Archive for July 13th, 2009

Cellumen Launches Rat Cardiomyocyte Early Safety Assessment Panel, Signs Contract with International Biotech Company

Cellumen, Inc., a discovery and early safety assessment company, recently announced that it has added a Rat Cardiomyocyte Panel to its CellCiphr® Early Safety Assessment services. Derived from embryonic rodent hearts, Cellumen’s Rat Cardiomyocyte Panel will identify toxic compounds and their corresponding mechanisms of toxicity with unprecedented sensitivity and specificity earlier in the drug development process.

Cellumen’s Rat Cardiomyocyte Panel is based on an H9c2 myoblastic cell line. The panel measures eight integrated endpoints: oxidative stress, mitochondrial function, apoptosis, DNA damage, fatty acid accumulation, cellular hypertrophy and cellular viability.
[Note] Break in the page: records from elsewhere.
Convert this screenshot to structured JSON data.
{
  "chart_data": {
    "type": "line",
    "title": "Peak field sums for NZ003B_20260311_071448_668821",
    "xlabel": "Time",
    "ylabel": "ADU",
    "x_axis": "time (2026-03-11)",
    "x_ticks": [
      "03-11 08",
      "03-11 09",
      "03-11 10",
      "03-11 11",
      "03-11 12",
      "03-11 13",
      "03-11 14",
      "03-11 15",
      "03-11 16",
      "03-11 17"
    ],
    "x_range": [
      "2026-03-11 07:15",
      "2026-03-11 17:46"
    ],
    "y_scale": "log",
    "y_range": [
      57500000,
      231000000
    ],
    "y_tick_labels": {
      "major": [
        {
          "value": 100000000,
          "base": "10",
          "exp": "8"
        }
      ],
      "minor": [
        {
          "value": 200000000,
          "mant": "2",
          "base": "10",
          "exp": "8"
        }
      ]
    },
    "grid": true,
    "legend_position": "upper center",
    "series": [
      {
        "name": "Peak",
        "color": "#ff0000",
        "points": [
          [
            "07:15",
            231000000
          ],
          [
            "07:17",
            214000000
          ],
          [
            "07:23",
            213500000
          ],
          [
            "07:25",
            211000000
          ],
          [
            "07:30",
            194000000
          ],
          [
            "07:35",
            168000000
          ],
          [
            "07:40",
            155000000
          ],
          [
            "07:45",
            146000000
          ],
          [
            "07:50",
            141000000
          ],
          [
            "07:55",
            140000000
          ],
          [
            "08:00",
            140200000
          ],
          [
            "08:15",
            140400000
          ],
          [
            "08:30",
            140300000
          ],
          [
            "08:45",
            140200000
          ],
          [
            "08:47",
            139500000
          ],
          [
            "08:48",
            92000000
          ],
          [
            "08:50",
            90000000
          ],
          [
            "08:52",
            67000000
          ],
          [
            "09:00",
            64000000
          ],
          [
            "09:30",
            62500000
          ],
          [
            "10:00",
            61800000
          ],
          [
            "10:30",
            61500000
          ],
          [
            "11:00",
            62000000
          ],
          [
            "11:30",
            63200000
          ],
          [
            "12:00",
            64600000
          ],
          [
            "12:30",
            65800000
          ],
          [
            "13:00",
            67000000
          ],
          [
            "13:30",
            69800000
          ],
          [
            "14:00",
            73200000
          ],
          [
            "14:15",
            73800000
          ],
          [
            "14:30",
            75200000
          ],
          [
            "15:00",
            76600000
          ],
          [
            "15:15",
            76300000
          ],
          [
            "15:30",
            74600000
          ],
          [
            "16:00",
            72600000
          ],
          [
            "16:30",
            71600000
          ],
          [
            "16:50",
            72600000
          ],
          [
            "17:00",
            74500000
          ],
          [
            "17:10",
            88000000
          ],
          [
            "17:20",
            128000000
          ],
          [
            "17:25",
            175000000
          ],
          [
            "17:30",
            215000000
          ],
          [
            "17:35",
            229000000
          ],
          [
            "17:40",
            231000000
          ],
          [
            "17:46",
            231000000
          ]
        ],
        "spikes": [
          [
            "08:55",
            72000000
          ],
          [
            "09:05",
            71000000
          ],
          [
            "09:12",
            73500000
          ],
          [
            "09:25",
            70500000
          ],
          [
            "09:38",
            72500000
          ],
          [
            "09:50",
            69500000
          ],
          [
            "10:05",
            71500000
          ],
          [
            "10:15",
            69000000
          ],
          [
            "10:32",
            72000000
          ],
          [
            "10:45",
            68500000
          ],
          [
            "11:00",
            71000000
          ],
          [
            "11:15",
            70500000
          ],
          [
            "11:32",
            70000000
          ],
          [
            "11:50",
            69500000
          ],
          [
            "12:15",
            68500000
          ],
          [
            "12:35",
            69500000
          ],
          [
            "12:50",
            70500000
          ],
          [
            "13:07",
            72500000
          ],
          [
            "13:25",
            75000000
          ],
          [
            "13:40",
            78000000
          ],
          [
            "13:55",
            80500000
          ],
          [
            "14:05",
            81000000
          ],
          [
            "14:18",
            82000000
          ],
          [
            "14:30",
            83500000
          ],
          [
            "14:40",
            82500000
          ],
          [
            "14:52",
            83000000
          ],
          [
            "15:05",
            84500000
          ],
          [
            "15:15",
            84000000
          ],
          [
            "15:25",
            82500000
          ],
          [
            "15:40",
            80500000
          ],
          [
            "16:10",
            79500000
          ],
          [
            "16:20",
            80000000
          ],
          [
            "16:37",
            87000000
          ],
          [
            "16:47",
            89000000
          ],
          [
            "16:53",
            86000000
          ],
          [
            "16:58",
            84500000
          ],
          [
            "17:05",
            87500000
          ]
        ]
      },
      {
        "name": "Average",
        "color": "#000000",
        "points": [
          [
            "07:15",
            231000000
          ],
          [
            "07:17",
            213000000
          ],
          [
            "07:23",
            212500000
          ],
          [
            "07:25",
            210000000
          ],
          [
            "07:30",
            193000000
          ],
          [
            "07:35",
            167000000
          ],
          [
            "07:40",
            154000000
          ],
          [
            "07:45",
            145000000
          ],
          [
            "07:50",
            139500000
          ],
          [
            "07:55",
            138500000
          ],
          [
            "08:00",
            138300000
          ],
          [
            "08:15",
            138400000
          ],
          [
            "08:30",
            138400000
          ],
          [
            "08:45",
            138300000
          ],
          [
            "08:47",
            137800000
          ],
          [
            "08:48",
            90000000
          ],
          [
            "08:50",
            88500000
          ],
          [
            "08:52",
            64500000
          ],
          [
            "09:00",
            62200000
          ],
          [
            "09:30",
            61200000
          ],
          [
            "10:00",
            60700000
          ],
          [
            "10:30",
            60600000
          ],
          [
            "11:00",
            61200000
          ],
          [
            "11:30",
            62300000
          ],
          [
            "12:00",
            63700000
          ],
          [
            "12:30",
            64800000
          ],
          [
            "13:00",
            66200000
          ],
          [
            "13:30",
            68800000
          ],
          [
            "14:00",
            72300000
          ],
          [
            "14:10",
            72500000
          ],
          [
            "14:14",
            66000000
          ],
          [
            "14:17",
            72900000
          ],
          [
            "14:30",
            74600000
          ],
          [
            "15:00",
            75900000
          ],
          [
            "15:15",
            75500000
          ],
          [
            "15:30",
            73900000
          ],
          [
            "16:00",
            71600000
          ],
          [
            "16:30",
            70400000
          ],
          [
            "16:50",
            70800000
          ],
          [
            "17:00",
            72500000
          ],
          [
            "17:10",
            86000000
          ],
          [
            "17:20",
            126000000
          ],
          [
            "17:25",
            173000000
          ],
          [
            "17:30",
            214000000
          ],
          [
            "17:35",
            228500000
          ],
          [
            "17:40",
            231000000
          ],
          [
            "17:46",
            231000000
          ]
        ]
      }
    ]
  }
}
“In the past 30 years, 28 percent of drug withdrawals were related to cardiac toxicity,” says Patricia “Kate” A. Johnston, Ph.D., Chief Scientific Officer at Cellumen. “As the most widely accepted and published in vitro cardiotoxicity model, the H9c2 cell line is biochemically and electrophysiologically identical to cardiac tissue. We are confident that the addition of this panel to our CellCiphr services will allow for earlier detection of toxic compounds, and prevent the failure of certain drug classes due to cardiac hypertrophy and other cardiac liabilities.”

In addition to the creation of its new CellCiphr service, Cellumen announced that the company has completed two recent customer wins. The first is a fee-for-service contract with one of the world’s largest biotechnology companies. As part of this initial implementation project, Cellumen will begin analysis of 16 compounds in the CellCiphr HepG2, Rat Primary Hepatocyte and the recently-released Rat Cardiomyocyte Panel. This bundled service provides the most comprehensive analysis of the liver and heart for early safety assessment, including the use of cycling cells for DNA damage response and metabolically active cells within two target organs. 

“Cellumen has been able to convert 100 percent of initial implementation projects into standard screening contracts,” says D. Lansing Taylor, Ph.D., CEO of Cellumen. “Just recently, we won another contract with a global biotechnology company that was primarily focused on in vivo safety solutions, and fairly skeptical of Cellumen’s incremental predictivity and mechanistic insights over their existing methods. After completing the initial implementation project, they were pleased with Cellumen’s ability to accurately risk-rank compounds, and chose CellCiphr as a faster, less-expensive predictive in vitro technology for early safety assessment.”

Using CellCiphr, this second company received mechanistic insights that would not have been previously available to them. As a result, they have had the opportunity to go back and re-engineer failed compounds. This neuroscience-based biotechnology has decided to adopt Cellumen’s CellCiphr services as part of their routine early safety assessment strategy.